We are women, hear us roar… until our throats get a little parched, amiright? We want to hold the same jobs as men for the same paycheck, but at the end of the day, we don’t want to own up to how we spend said paycheck? Not only that, we want to publicly broadcast our unwillingness to do so? The idea that I need some testicles following me around, telling me that I really can’t afford that $218 Fossil purse is just offensive. Personally, I’m a traditional gal. I’m happy with doing the laundry if he mows the lawn. I just don’t like the assumption that I am incapable of working such complex machinery as a lawnmower. Perhaps, one day when he’s sick, I can even fire up that beast myself and just mow the fucking lawn, because it’s not that big of a damned deal. Similarly, even if he is the one who manages the finances, it’s still my responsibility to follow the guidelines we’ve set. Regardless of whether or not the game warden has accompanied me on my hunting trip, the laws still apply. Regardless of whether or not my husband’s standing next to me, I still can’t afford that Fossil purse. If the problem is that he can’t allow me to look at and long for said purse without reminding me of my financial constraints, then fine. We have an issue of respect and his inability to show me some in public… and I definitely want that on Facebook, right y’all?

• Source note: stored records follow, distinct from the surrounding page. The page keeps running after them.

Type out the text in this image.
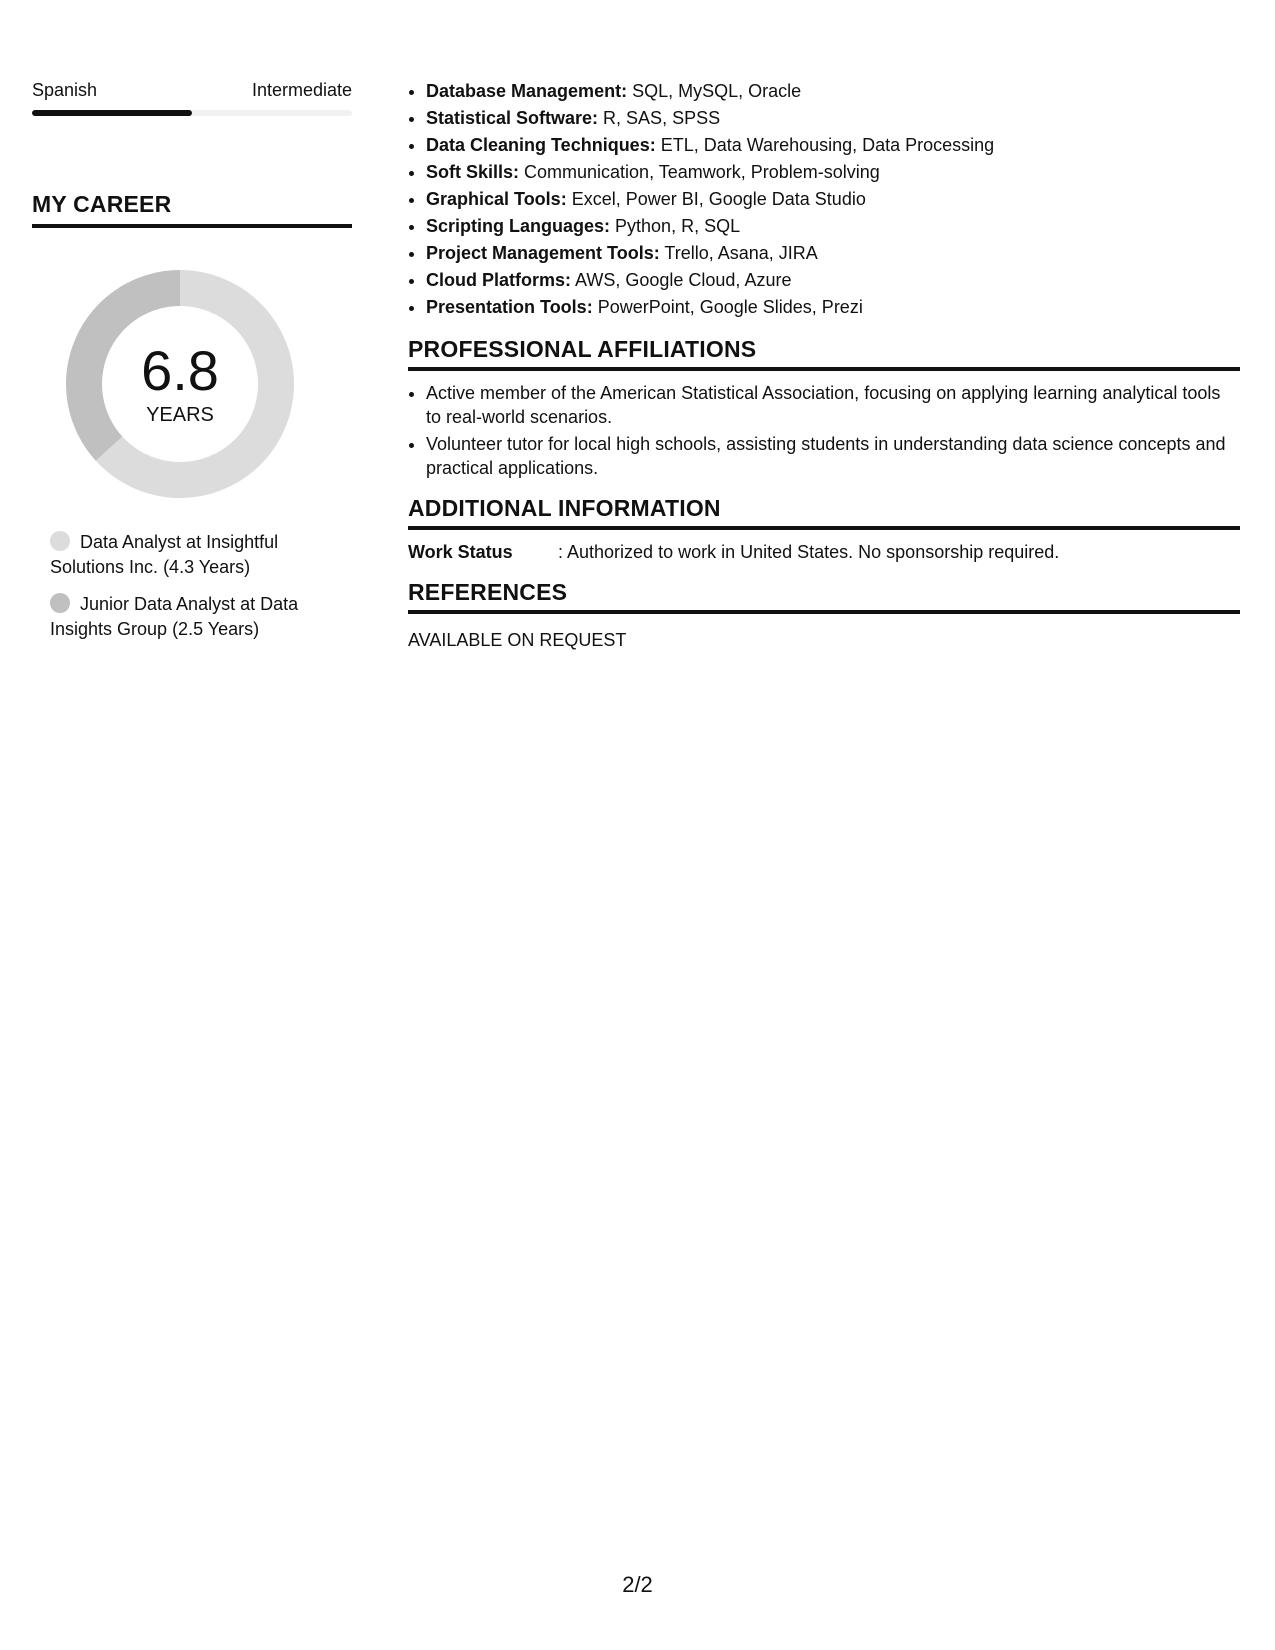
Spanish	Intermediate
MY CAREER
6.8
YEARS
Data Analyst at Insightful Solutions Inc. (4.3 Years)
Junior Data Analyst at Data Insights Group (2.5 Years)
• Database Management: SQL, MySQL, Oracle
• Statistical Software: R, SAS, SPSS
• Data Cleaning Techniques: ETL, Data Warehousing, Data Processing
• Soft Skills: Communication, Teamwork, Problem-solving
• Graphical Tools: Excel, Power BI, Google Data Studio
• Scripting Languages: Python, R, SQL
• Project Management Tools: Trello, Asana, JIRA
• Cloud Platforms: AWS, Google Cloud, Azure
• Presentation Tools: PowerPoint, Google Slides, Prezi
PROFESSIONAL AFFILIATIONS
• Active member of the American Statistical Association, focusing on applying learning analytical tools to real-world scenarios.
• Volunteer tutor for local high schools, assisting students in understanding data science concepts and practical applications.
ADDITIONAL INFORMATION
Work Status	: Authorized to work in United States. No sponsorship required.
REFERENCES
AVAILABLE ON REQUEST
2/2
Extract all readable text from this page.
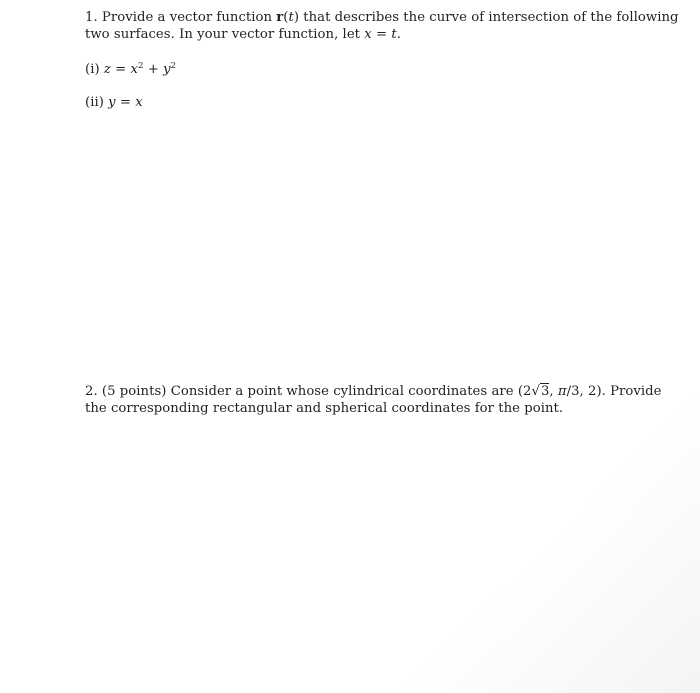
1. Provide a vector function r(t) that describes the curve of intersection of the following
two surfaces. In your vector function, let x = t.
(i) $z = x^2 + y^2$
(ii) y = x
2. (5 points) Consider a point whose cylindrical coordinates are (2√3, π/3, 2). Provide
the corresponding rectangular and spherical coordinates for the point.
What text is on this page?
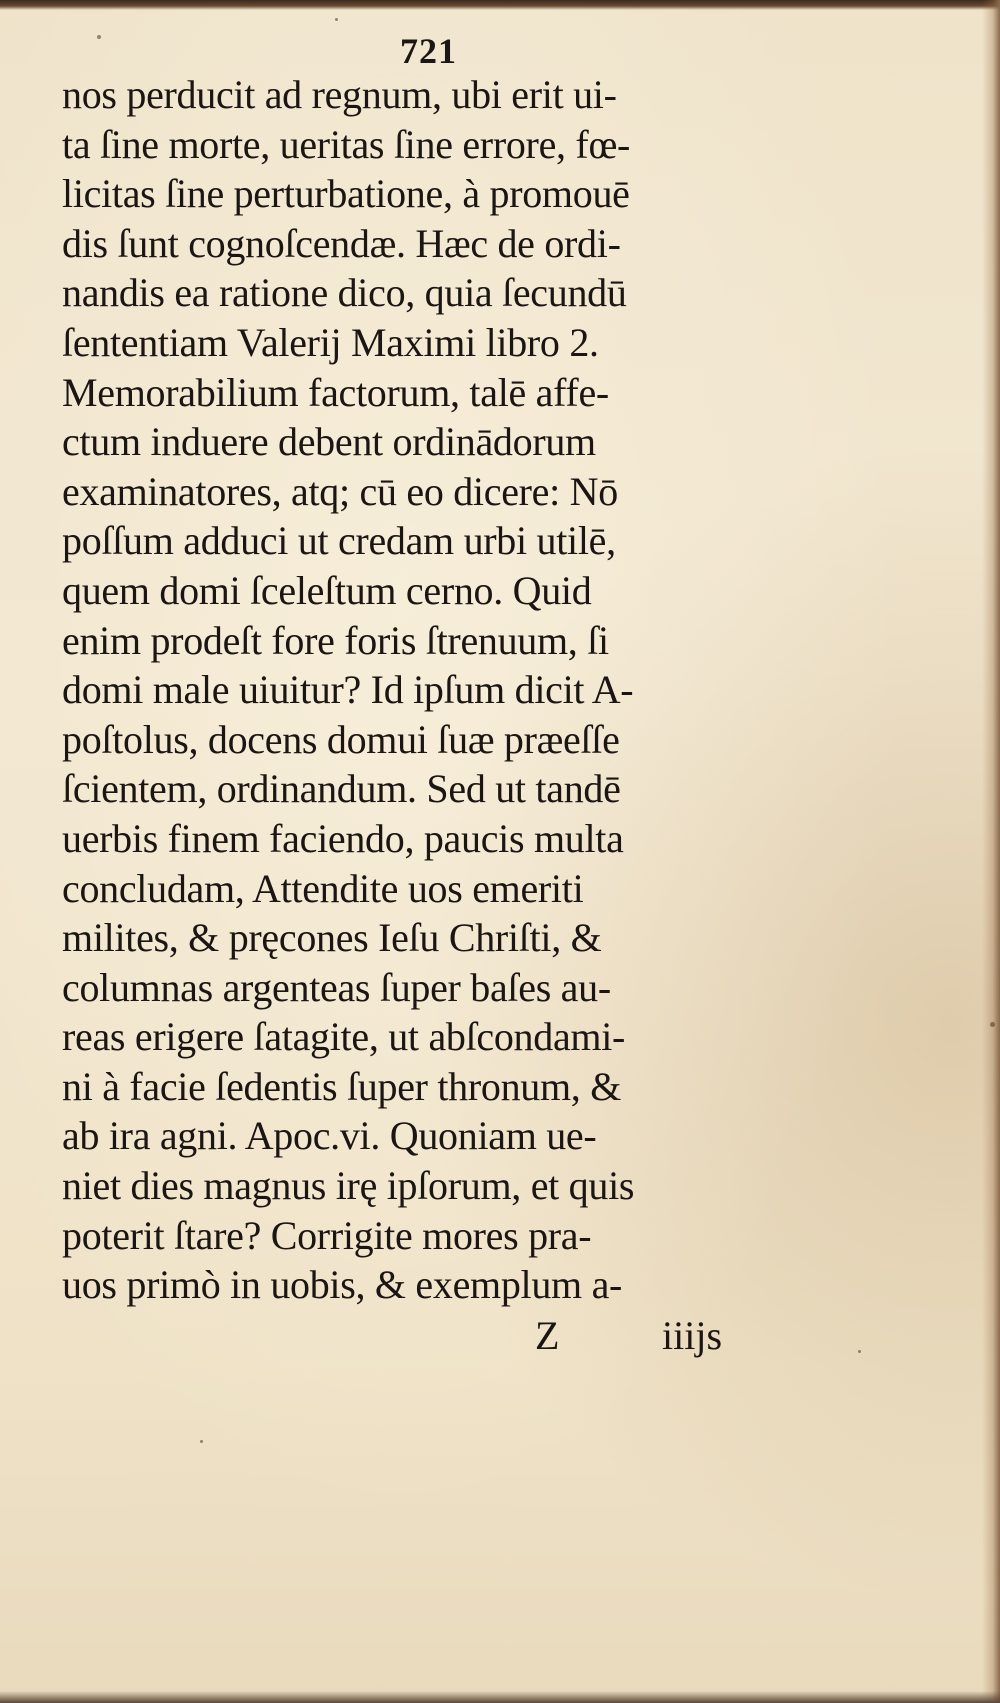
721
nos perducit ad regnum, ubi erit ui-
ta ſine morte, ueritas ſine errore, fœ-
licitas ſine perturbatione, à promouē
dis ſunt cognoſcendæ. Hæc de ordi-
nandis ea ratione dico, quia ſecundū
ſententiam Valerij Maximi libro 2.
Memorabilium factorum, talē affe-
ctum induere debent ordinādorum
examinatores, atq; cū eo dicere: Nō
poſſum adduci ut credam urbi utilē,
quem domi ſceleſtum cerno. Quid
enim prodeſt fore foris ſtrenuum, ſi
domi male uiuitur? Id ipſum dicit A-
poſtolus, docens domui ſuæ præeſſe
ſcientem, ordinandum. Sed ut tandē
uerbis finem faciendo, paucis multa
concludam, Attendite uos emeriti
milites, & pręcones Ieſu Chriſti, &
columnas argenteas ſuper baſes au-
reas erigere ſatagite, ut abſcondami-
ni à facie ſedentis ſuper thronum, &
ab ira agni. Apoc.vi. Quoniam ue-
niet dies magnus irę ipſorum, et quis
poterit ſtare? Corrigite mores pra-
uos primò in uobis, & exemplum a-
Z	iiijs
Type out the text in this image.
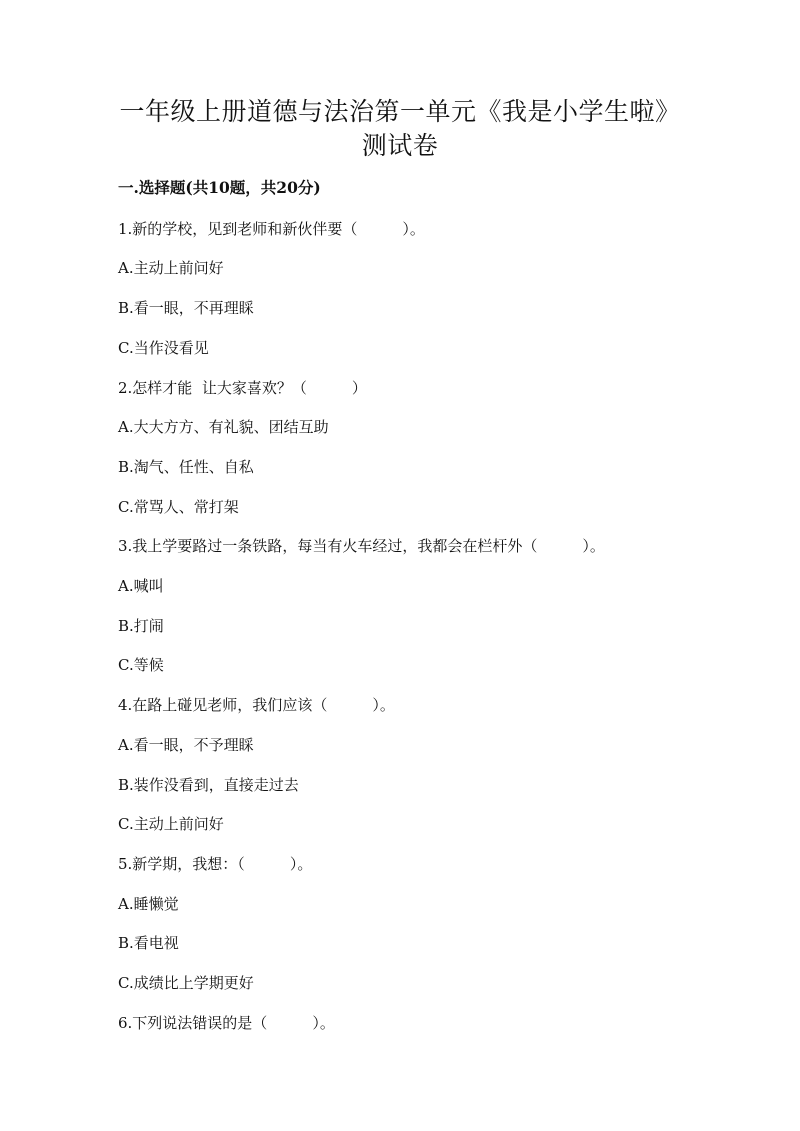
一年级上册道德与法治第一单元《我是小学生啦》
测试卷
一.选择题(共10题，共20分)
1.新的学校，见到老师和新伙伴要（　　　）。
A.主动上前问好
B.看一眼，不再理睬
C.当作没看见
2.怎样才能  让大家喜欢？（　　　）
A.大大方方、有礼貌、团结互助
B.淘气、任性、自私
C.常骂人、常打架
3.我上学要路过一条铁路，每当有火车经过，我都会在栏杆外（　　　）。
A.喊叫
B.打闹
C.等候
4.在路上碰见老师，我们应该（　　　）。
A.看一眼，不予理睬
B.装作没看到，直接走过去
C.主动上前问好
5.新学期，我想：（　　　）。
A.睡懒觉
B.看电视
C.成绩比上学期更好
6.下列说法错误的是（　　　）。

Financial irresponsibility is not a vaginal secretion. My clitoris does not take away my culpability when I break my budget. I don’t understand why “budget” is such a four-letter word today, anyway. In the words of Dave Ramsey, “a budget is when you tell your money where to go instead of wondering where it went. Stop acting like it’s anything else.” Personally, I’ll forever remember that summer I went on the Free-Movie-Theater-Popcorn-From-a-Trash-Bag diet. It was also known as the Belle-Needs-a-Hasty-Divorce diet. Yeah… strong budgeting skills continue to bring this girl to the yard.

 nothing
What’s for dinner? Ooooh, nothing, my favesies.